UNIVERSITY PARK, Pa. — Taxpayers once had very few options for how to receive refunds from the U.S. Internal Revenue Service — they either got a check in the mail or a direct deposit to a bank account.
But family-finance experts at Penn State’s College of Agricultural Sciences said savvy management of refunds and adjustments to withholding rates offer tax filers painless ways to save for emergencies and future financial goals.
sTax refunds can result from several factors, including overwithholding of payroll taxes and various tax credits based on household configuration and income, number of children, education expenses and costs for energy-efficiency improvements, among others.
Taxpayers can split their refunds among two or three checking or savings accounts with U.S. financial institutions, regardless of which form they file or whether they file electronic or paper returns. Now you can opt to purchase Series I U.S. Savings Bonds, said Robin Kuleck, a Penn State Extension family financial-management educator based in Elk County.
“Tax-filers have been able to split their refund for the past several years, but this is the first time refunds can be used to purchase savings bonds,” Kuleck said.
“Bonds are sold in $50 increments, and leftover refund balances can be paid to another account or mailed to you in a check. Younger taxpayers may not be familiar with savings bonds, so this may be their first opportunity to learn about and purchase them.”
While banking your refund can be a good way to force yourself to save money, taxpayers may be better off bringing home an additional amount in their regular paychecks throughout the year and depositing it in an account that would earn interest, according to Cathy Bowen professor of agricultural and extension education.
“The federal income tax is a pay-as-you-earn program,” said Bowen. “In short, a portion of each paycheck is deducted to pay your projected yearly tax bill. Federal taxes withheld from your paychecks are based on the money earned and the number of allowances claimed on the Form W- 4 you filed with your employer.
“When you file your income tax return, you are, in essence, reconciling your tax bill with the federal government,” she explained.
“When you overwithhold, you bring home less money each pay period, and the government gets free use of your money since it doesn’t pay you interest on the excess amount withheld.”
Bowen said there is a quick way to determine if you are having too much in taxes withheld.

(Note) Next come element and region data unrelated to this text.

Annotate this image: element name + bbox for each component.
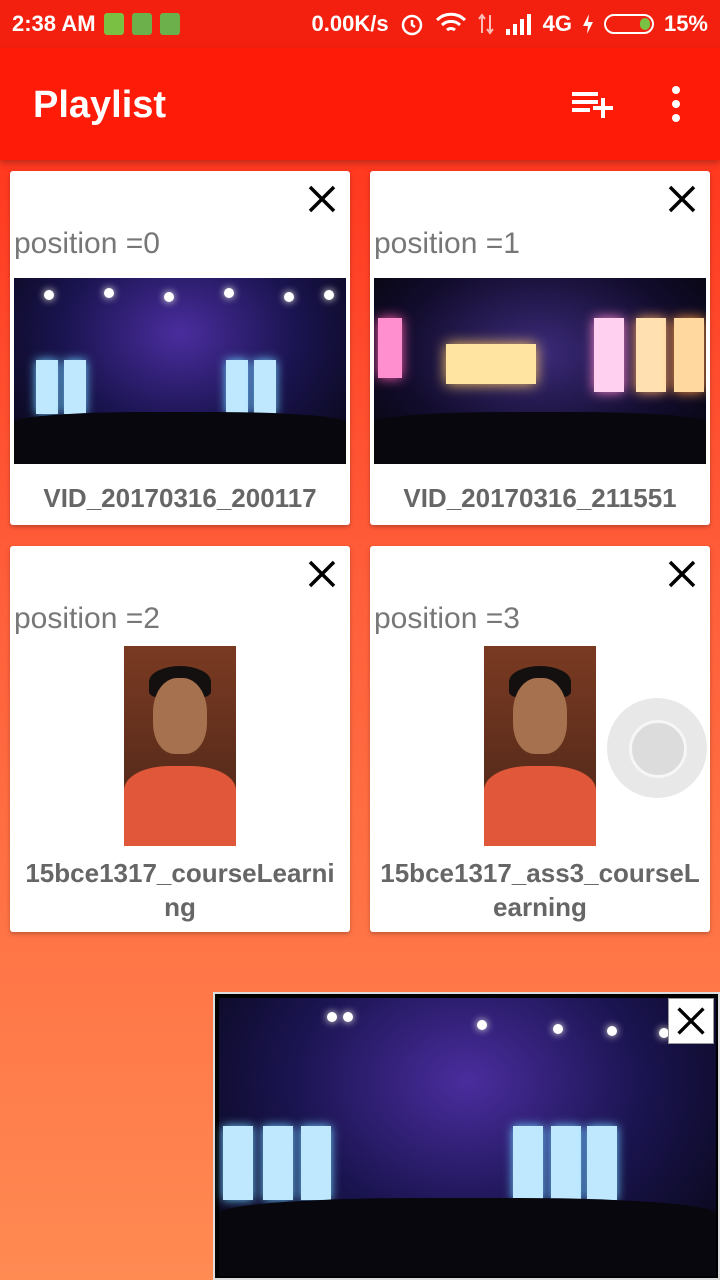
floating-touch-button[interactable] (607, 698, 707, 798)
battery-icon (603, 14, 654, 34)
alarm-icon (401, 14, 422, 36)
android-icon (131, 13, 152, 35)
android-icon (159, 13, 180, 35)
video-name: VID_20170316_211551 (403, 483, 677, 513)
mini-player[interactable] (213, 992, 720, 1280)
wifi-icon (435, 12, 466, 32)
charging-icon (582, 14, 593, 34)
video-name: 15bce1317_ass3_courseLearning (380, 858, 700, 922)
playlist-add-icon[interactable] (570, 84, 614, 124)
position-label: position =2 (14, 602, 160, 635)
network-speed: 0.00K/s (311, 11, 389, 36)
more-vert-icon[interactable] (664, 84, 688, 124)
network-type: 4G (542, 11, 572, 36)
close-icon[interactable] (664, 556, 700, 592)
data-transfer-icon (477, 13, 494, 35)
video-thumbnail[interactable] (374, 278, 706, 464)
battery-percent: 15% (663, 11, 708, 36)
signal-icon (505, 14, 531, 35)
status-time: 2:38 AM (12, 11, 96, 36)
video-name: 15bce1317_courseLearning (25, 858, 335, 922)
close-icon[interactable] (304, 556, 340, 592)
position-label: position =0 (14, 227, 160, 260)
close-icon[interactable] (304, 181, 340, 217)
position-label: position =1 (374, 227, 520, 260)
playlist-card[interactable]: position =0 VID_20170316_200117 (10, 171, 350, 525)
video-name: VID_20170316_200117 (43, 483, 317, 513)
video-thumbnail[interactable] (14, 278, 346, 464)
playlist-card[interactable]: position =2 15bce1317_courseLearning (10, 546, 350, 932)
app-bar: Playlist (0, 48, 720, 160)
status-bar: 2:38 AM 0.00K/s 4G 15% (0, 0, 720, 48)
player-video[interactable] (219, 998, 716, 1276)
page-title: Playlist (33, 84, 167, 126)
playlist-card[interactable]: position =1 VID_20170316_211551 (370, 171, 710, 525)
battery-saver-icon (103, 13, 124, 35)
video-thumbnail[interactable] (484, 646, 596, 846)
position-label: position =3 (374, 602, 520, 635)
video-thumbnail[interactable] (124, 646, 236, 846)
close-icon[interactable] (664, 181, 700, 217)
close-icon[interactable] (668, 998, 714, 1044)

“On your most recent income tax return, compare the amount of the taxes you owed (Line 44 on the 2010 Form 1040) and the amount withheld for federal taxes (Line 61),” she said.
“If the difference between these figures is several hundred dollars and you have no nonrefundable credits (Lines 47 to 53), adjusting the withholdings on your Form W-4 will let you bring home more of your earnings rather than wait to get your own money back.
“For example, if you are paid monthly and the difference between your tax bill and the federal taxes withheld is $600, you could have an extra $50 per month. If you saved that $50 in an interest-earning account, you could have even more money.”
Bowen said taxpayers can complete a new Form W-4 by visiting the personnel office of their employer. She noted that the withholding calculator on www.irs.gov and IRS Publication 919 will walk you through the process.
If a refund results from nonrefundable and refundable credits, then adjusting your W-4 allowances may not be necessary. Some filers argue that getting a large refund is the only way they can save or buy costly items.
Learn to save. “If you have the discipline to get out of bed each day to work and earn a paycheck, you can develop the discipline to save a portion of your earnings for later use,” Bowen said.
“Direct deposit into a savings account is one way to save a set amount each pay period. Once your paycheck reaches your checking account, automatic debits can send those extra dollars into your interest-earning savings account.”
If you’re still not convinced, Bowen said, change the scenario from paying taxes to buying groceries.
“Would you prepay your local grocer $500 for food each month and actually buy $400 of groceries during the month, then think you are getting a great deal when the grocer returns your unused $1,200 ($100 x 12 months) five to six months later?” she asked.
“That sounds crazy, and so does overpaying your tax bill to get a large refund. The goal at income tax time is to break even or get as close to breaking even as possible without owing money for taxes or without getting a huge refund due to overwithholding.”
Kuleck said if you are due a refund, the quickest and safest way to receive it is to file your return electronically and provide your bank account and routing numbers for direct deposit, resulting in most refunds arriving within 10 days.
“With so quick a turnaround, most filers shouldn’t need to use expensive refund-anticipation loans from a paid preparer the day they have their taxes prepared,” she said.
“And if you don’t prepare your own tax return, ask your paid preparer to explain the entry on each line.
“After all, you will sign it, indicating that you agree that it contains the truth about your household’s financial activities. Once you have a clearer understanding of how tax law applies to your situation, you can make better financial decisions.”